In the Annals of Clinical and Laboratory Science [4], a case report documented another infection with this bacterium. It discussed an 80-year-old male hemodialysis patient with end-stage renal disease and multiple comorbidities who presented to an outpatient clinic a month after implantation of a left subclavian catheter with irritation at the site of the dialysis catheter. Prior to hospital admission, the patient was prescribed topical hydrocortisone, which did not alleviate the irritation. Subsequent presentation to the emergency department, about a month later, displayed pain at the site with blood work revealing elevation inflammatory markers. Vancomycin and gentamicin were initiated, and subsequent blood cultures identified Paenibacillus via PCR. The patient remained on the antibiotic regimen, recovered, and received an alternate catheter for continuation of dialysis treatment.

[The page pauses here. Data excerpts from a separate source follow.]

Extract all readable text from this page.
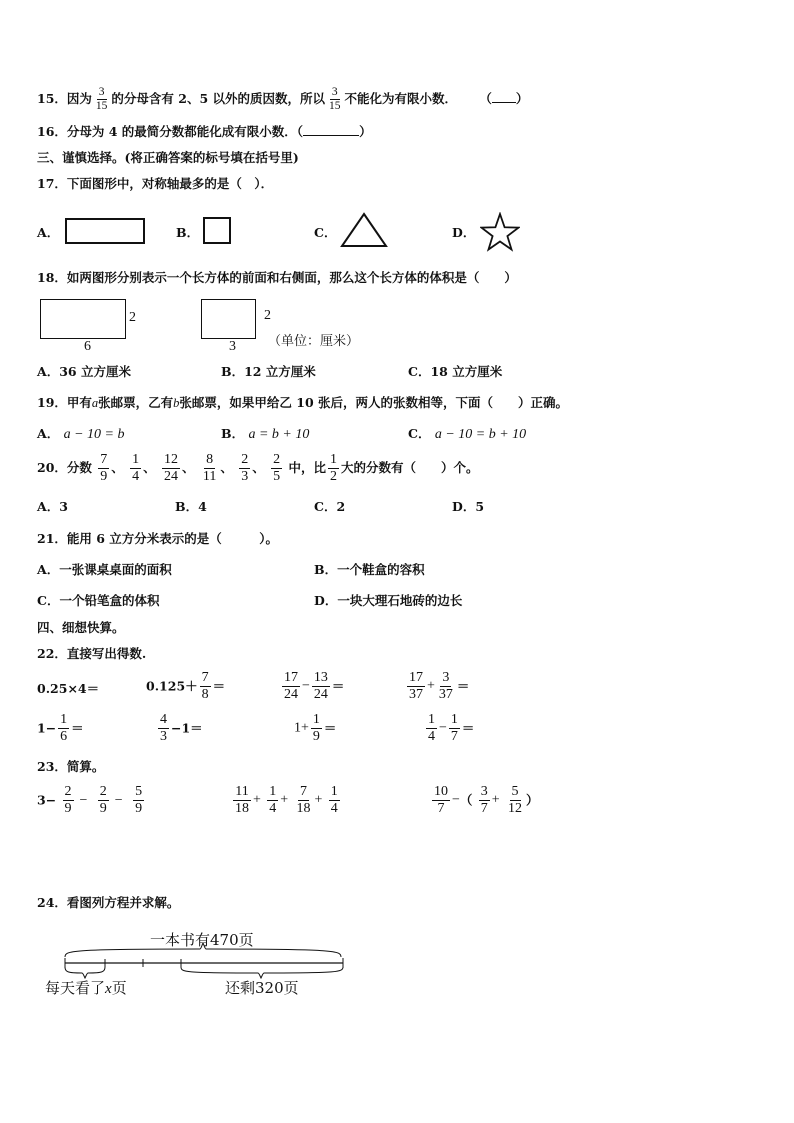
15．因为 $\frac{3}{15}$ 的分母含有 2、5 以外的质因数，所以 $\frac{3}{15}$ 不能化为有限小数． （ ）
16．分母为 4 的最简分数都能化成有限小数．（	）
三、谨慎选择。(将正确答案的标号填在括号里)
17．下面图形中，对称轴最多的是（　）．
A．	B．	C．	D．
18．如两图形分别表示一个长方体的前面和右侧面，那么这个长方体的体积是（　　）
2
6
2
3 （单位：厘米）
A．36 立方厘米	B．12 立方厘米	C．18 立方厘米
19．甲有a张邮票，乙有b张邮票，如果甲给乙 10 张后，两人的张数相等，下面（　　）正确。
A． a − 10 = b	B． a = b + 10	C． a − 10 = b + 10
20．分数 $\frac{7}{9}$ 、 $\frac{1}{4}$ 、 $\frac{12}{24}$ 、 $\frac{8}{11}$ 、 $\frac{2}{3}$ 、 $\frac{2}{5}$ 中，比 $\frac{1}{2}$ 大的分数有（　　）个。
A．3	B．4	C．2	D．5
21．能用 6 立方分米表示的是（　　　）。
A．一张课桌桌面的面积	B．一个鞋盒的容积
C．一个铅笔盒的体积	D．一块大理石地砖的边长
四、细想快算。
22．直接写出得数.
0.25×4＝	$0.125+ \frac{7}{8}$ ＝	$\frac{17}{24} - \frac{13}{24}$ ＝	$\frac{17}{37} + \frac{3}{37}$ ＝
$1- \frac{1}{6}$ ＝	$\frac{4}{3} -1=$	$1+ \frac{1}{9}$ ＝	$\frac{1}{4} - \frac{1}{7}$ ＝
23．简算。
$3- \frac{2}{9} - \frac{2}{9} - \frac{5}{9}$	$\frac{11}{18} + \frac{1}{4} + \frac{7}{18} + \frac{1}{4}$	$\frac{10}{7}$ −（ $\frac{3}{7} + \frac{5}{12}$ ）
24．看图列方程并求解。
一本书有470页
每天看了x页	还剩320页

In the Journal of New Microbes and New Infections [5], the first case of a bone infection caused by Paenibacillus was reported. It described a 65-year-old man with a history of hypertension and arterial disease who presented with a bone infection post-surgical treatment from fractures to the tibia and fibula. Delayed healing of the bone from the first surgery and an unknown antibiotic regimen required a second surgery, where blood cultures confirmed growth of Paenibacillus. Amoxicillin was administered and the patient responded favorably to the treatment.
4. Conclusion
Interestingly, the above cases were all noted in adults, responded favorably to antibiotics, and the patients ultimately recovered. The other cases reported are those in premature neonates. Our case is unique, as it is the first case with a Paenibacillus infection found in the blood culture of a patient on ECMO: Our patient initially presented with S. agalactiae sepsis, and subsequently developed Paenibacillus sepsis, which resisted ampicillin, despite the report of its sensitivity to penicillins. Moreover, there is no explanation of where the patient contracted the bacterium, as it is usually found in the environment; the only invasive procedure performed was ECMO cannulation, which is done in a sterile fashion. Also unique to our patient is the non-favorable response to antibiotics and multi-system organ failure, which led to death, while most of reported cases predict patient recovery.